Wednesday, May 11, 2011

Sean Avery... Hero?

A really interesting dilemma is bubbling up on the New York sports scene right now, centered around one of the most controversial athletes to play here and creating a nexus between social issues confronting all of us and our desire for escape and entertainment.

The idea that Sean Avery has an unusual personality for a professional athlete is nothing new. Famous for once spending a summer as an intern at Vogue, infamous for the crude comments about ex-girlfriend Elisha Cuthbert that got him run out of Dallas and traded back to New York, the Rangers winger long has been known for being anything but the typical jock.

That image was further reinforced over the weekend when Avery became the first New York professional athlete to endorse same-sex marriage, releasing a video for the Human Rights Campaign's New Yorkers for Marriage Equality drive.

A little background on the athlete: Avery is anything but an Alan Alda type, in case the description of his comments about Elisha Cuthbert escaped you (they were more directed at her then-boyfriend, to be honest). He's what you would call an "instigator," a title I aspire to often enough. For example, he once elbowed a goaltender in the back of the head while the play was elsewhere.

Perhaps "cheap shot artist" is a better title.

Anyway, he's not the kind of guy you would figure to take the side of the weakling.

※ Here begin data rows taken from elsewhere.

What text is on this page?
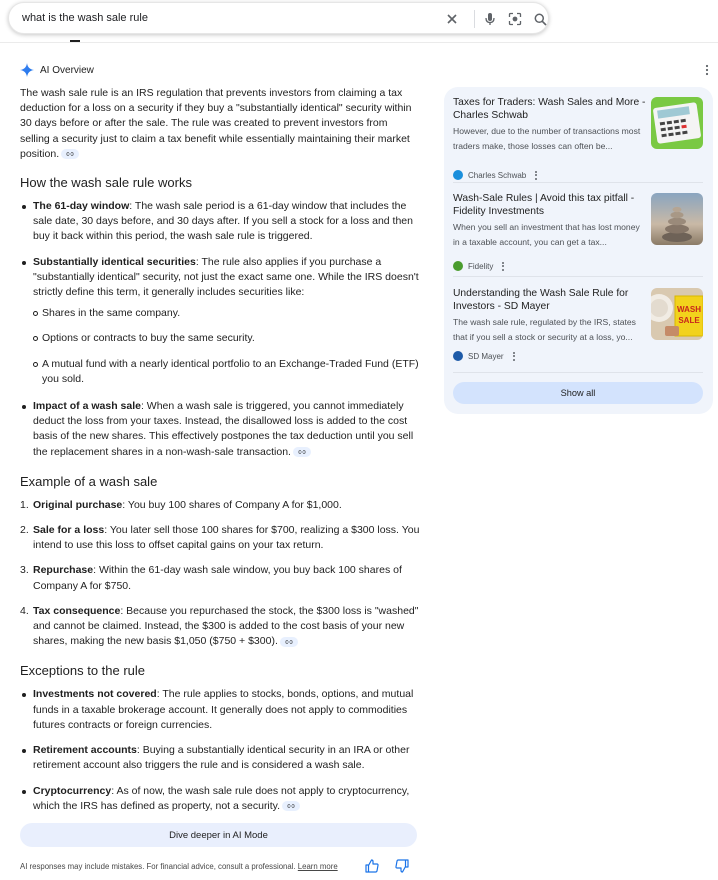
what is the wash sale rule
AI Overview

The wash sale rule is an IRS regulation that prevents investors from claiming a tax deduction for a loss on a security if they buy a "substantially identical" security within 30 days before or after the sale. The rule was created to prevent investors from selling a security just to claim a tax benefit while essentially maintaining their market position.

How the wash sale rule works
The 61-day window: The wash sale period is a 61-day window that includes the sale date, 30 days before, and 30 days after. If you sell a stock for a loss and then buy it back within this period, the wash sale rule is triggered.
Substantially identical securities: The rule also applies if you purchase a "substantially identical" security, not just the exact same one. While the IRS doesn't strictly define this term, it generally includes securities like:
Shares in the same company.
Options or contracts to buy the same security.
A mutual fund with a nearly identical portfolio to an Exchange-Traded Fund (ETF) you sold.
Impact of a wash sale: When a wash sale is triggered, you cannot immediately deduct the loss from your taxes. Instead, the disallowed loss is added to the cost basis of the new shares. This effectively postpones the tax deduction until you sell the replacement shares in a non-wash-sale transaction.
Example of a wash sale
1. Original purchase: You buy 100 shares of Company A for $1,000.
2. Sale for a loss: You later sell those 100 shares for $700, realizing a $300 loss. You intend to use this loss to offset capital gains on your tax return.
3. Repurchase: Within the 61-day wash sale window, you buy back 100 shares of Company A for $750.
4. Tax consequence: Because you repurchased the stock, the $300 loss is "washed" and cannot be claimed. Instead, the $300 is added to the cost basis of your new shares, making the new basis $1,050 ($750 + $300).
Exceptions to the rule
Investments not covered: The rule applies to stocks, bonds, options, and mutual funds in a taxable brokerage account. It generally does not apply to commodities futures contracts or foreign currencies.
Retirement accounts: Buying a substantially identical security in an IRA or other retirement account also triggers the rule and is considered a wash sale.
Cryptocurrency: As of now, the wash sale rule does not apply to cryptocurrency, which the IRS has defined as property, not a security.
Dive deeper in AI Mode
AI responses may include mistakes. For financial advice, consult a professional. Learn more
Taxes for Traders: Wash Sales and More - Charles Schwab
However, due to the number of transactions most traders make, those losses can often be...
Charles Schwab
Wash-Sale Rules | Avoid this tax pitfall - Fidelity Investments
When you sell an investment that has lost money in a taxable account, you can get a tax...
Fidelity
Understanding the Wash Sale Rule for Investors - SD Mayer
The wash sale rule, regulated by the IRS, states that if you sell a stock or security at a loss, yo...
SD Mayer
WASH
SALE
Show all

And yet, he's come out (er, no pun intended) in the past in support of gay rights, mentioning how his stints in New York and LA saw him interacting with gay men and lesbians regularly.

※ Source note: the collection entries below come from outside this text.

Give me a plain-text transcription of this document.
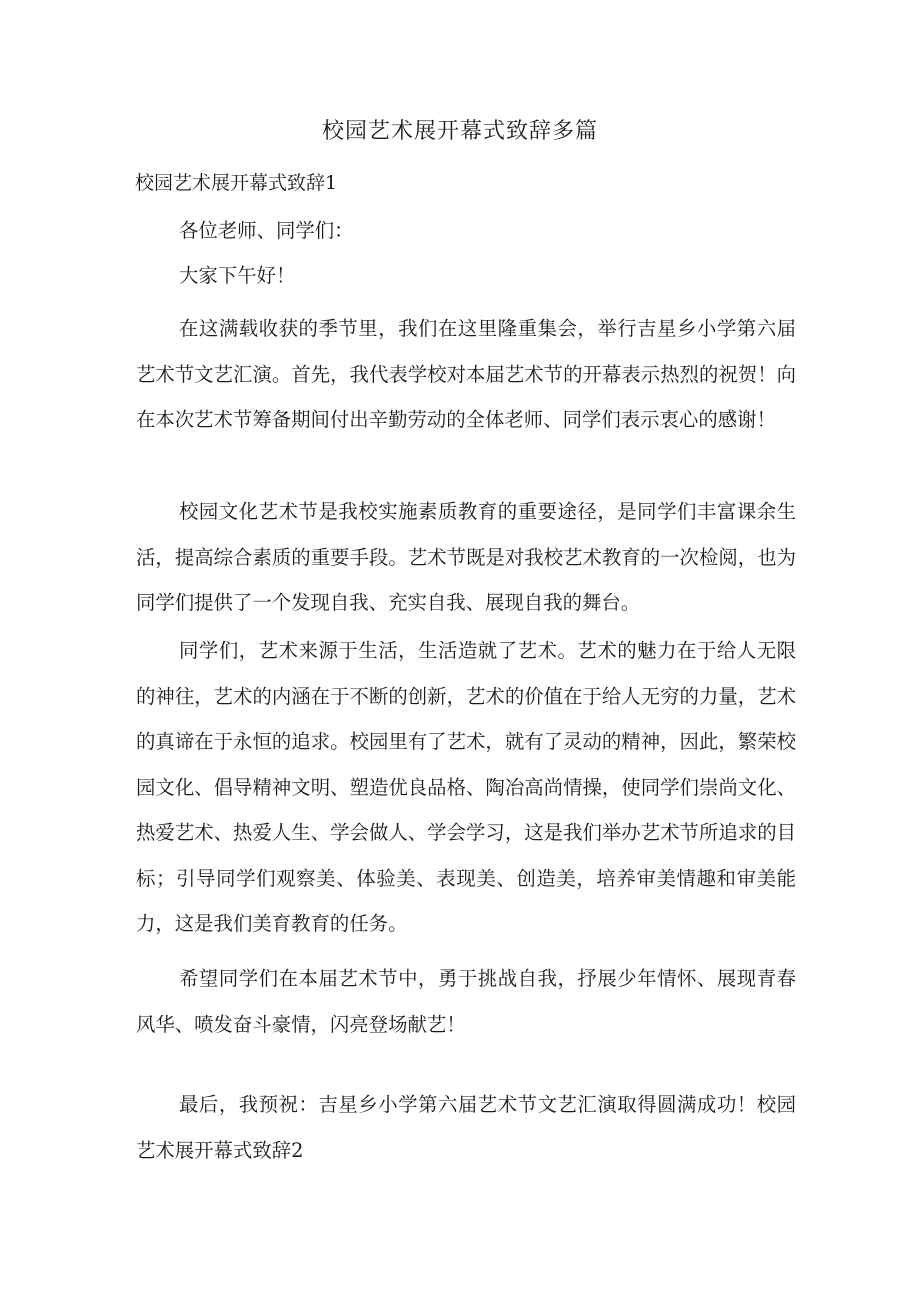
校园艺术展开幕式致辞多篇
校园艺术展开幕式致辞1

各位老师、同学们：

大家下午好！

在这满载收获的季节里，我们在这里隆重集会，举行吉星乡小学第六届艺术节文艺汇演。首先，我代表学校对本届艺术节的开幕表示热烈的祝贺！向在本次艺术节筹备期间付出辛勤劳动的全体老师、同学们表示衷心的感谢！

校园文化艺术节是我校实施素质教育的重要途径，是同学们丰富课余生活，提高综合素质的重要手段。艺术节既是对我校艺术教育的一次检阅，也为同学们提供了一个发现自我、充实自我、展现自我的舞台。

同学们，艺术来源于生活，生活造就了艺术。艺术的魅力在于给人无限的神往，艺术的内涵在于不断的创新，艺术的价值在于给人无穷的力量，艺术的真谛在于永恒的追求。校园里有了艺术，就有了灵动的精神，因此，繁荣校园文化、倡导精神文明、塑造优良品格、陶冶高尚情操，使同学们崇尚文化、热爱艺术、热爱人生、学会做人、学会学习，这是我们举办艺术节所追求的目标；引导同学们观察美、体验美、表现美、创造美，培养审美情趣和审美能力，这是我们美育教育的任务。

希望同学们在本届艺术节中，勇于挑战自我，抒展少年情怀、展现青春风华、喷发奋斗豪情，闪亮登场献艺！

最后，我预祝：吉星乡小学第六届艺术节文艺汇演取得圆满成功！校园艺术展开幕式致辞2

And hello!? Interning at Vogue was not exactly the most macho thing a hockey player could do!

But I get it. A lot of my instigation in various places is about defending people who can't defend themselves easily. I understand nuance and explanations, where many people assume that if you have to explain, you've lost the debate.

I suspect there's a large measure of "stop bullying" here.

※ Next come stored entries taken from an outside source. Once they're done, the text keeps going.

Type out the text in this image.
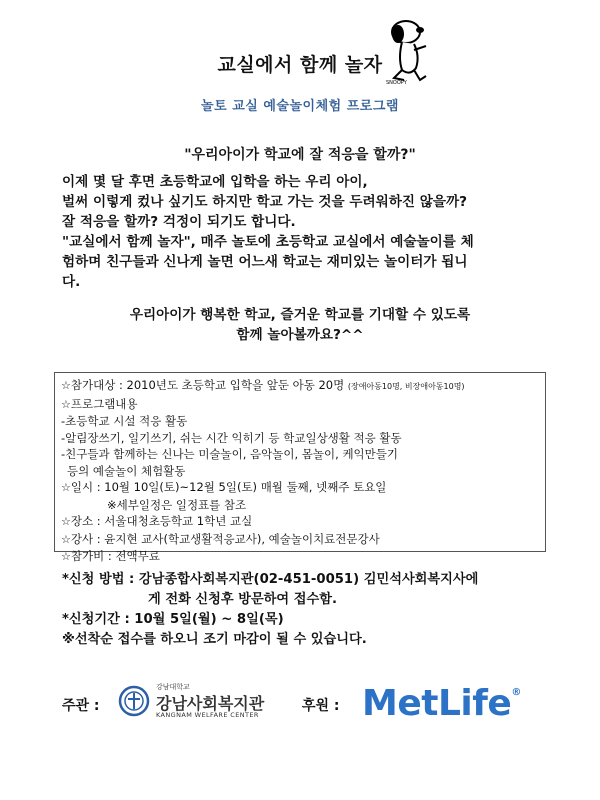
교실에서 함께 놀자
SNOOPY
놀토 교실 예술놀이체험 프로그램
"우리아이가 학교에 잘 적응을 할까?"
이제 몇 달 후면 초등학교에 입학을 하는 우리 아이,
벌써 이렇게 컸나 싶기도 하지만 학교 가는 것을 두려워하진 않을까?
잘 적응을 할까? 걱정이 되기도 합니다.
"교실에서 함께 놀자", 매주 놀토에 초등학교 교실에서 예술놀이를 체
험하며 친구들과 신나게 놀면 어느새 학교는 재미있는 놀이터가 됩니
다.
우리아이가 행복한 학교, 즐거운 학교를 기대할 수 있도록
함께 놀아볼까요?^^
☆참가대상 : 2010년도 초등학교 입학을 앞둔 아동 20명 (장애아동10명, 비장애아동10명)
☆프로그램내용
-초등학교 시설 적응 활동
-알림장쓰기, 일기쓰기, 쉬는 시간 익히기 등 학교일상생활 적응 활동
-친구들과 함께하는 신나는 미술놀이, 음악놀이, 몸놀이, 케익만들기
등의 예술놀이 체험활동
☆일시 : 10월 10일(토)~12월 5일(토) 매월 둘째, 넷째주 토요일
※세부일정은 일정표를 참조
☆장소 : 서울대청초등학교 1학년 교실
☆강사 : 윤지현 교사(학교생활적응교사), 예술놀이치료전문강사
☆참가비 : 전액무료
*신청 방법 : 강남종합사회복지관(02-451-0051) 김민석사회복지사에
게 전화 신청후 방문하여 접수함.
*신청기간 : 10월 5일(월) ~ 8일(목)
※선착순 접수를 하오니 조기 마감이 될 수 있습니다.
주관 :
강남대학교
강남사회복지관
KANGNAM WELFARE CENTER
후원 : MetLife®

It's sad that there is not one openly active gay athlete playing in any of the major professional sports in North America.

I emphasize "openly," because we can be certain there are plenty who are either deeply in denial about their orientation or feel they have to hide in a closet. And damn, closets are not fun.

Imagine school-yard bullying on a grand scale from people who really can harm you. And those are just the fans!

Now toss on top a heaping spoonful of lost product endorsements and the ability to put a few extra bucks for the eventuality of a forced early retirement from the sport, and you have enormous pressure for an athlete to pretend to be something he or she is not.

My position on gay marriage is a simple one: yes. Gay men and lesbians should be allowed to marry each other. Period. The snark is that why should straights like me be the only miserable ones, but in truth, the issues run very deep. This world is a brutal nasty savage place, and only humans seem to have the capacity to make it even MORE brutal and savage, so wherever and whenever possible, we ought to find moments where we can help make it sublime.

There's little downside to same-sex marriage, and enormous upside for society. Even accepting the insane, outrageous and militant fundamentalist Christian position that God hates teh gheys, do you really care that they won't be getting into heaven for two reasons instead of one?

Meanwhile, couples can pay taxes and take vacations and openly be with each other. They can be happy. Or miserable. They can be human.

It makes you uncomfortable to see two men or two women holding hands or kissing?

Then you know how it feels for me to see a couple from some town in Pennsyltucky riding their Hovarounds down 42nd Street straining to lean over their enormous bellies to rub lips together to lick the last bit of barbecue sauce off. But I accept that as a gospel truth.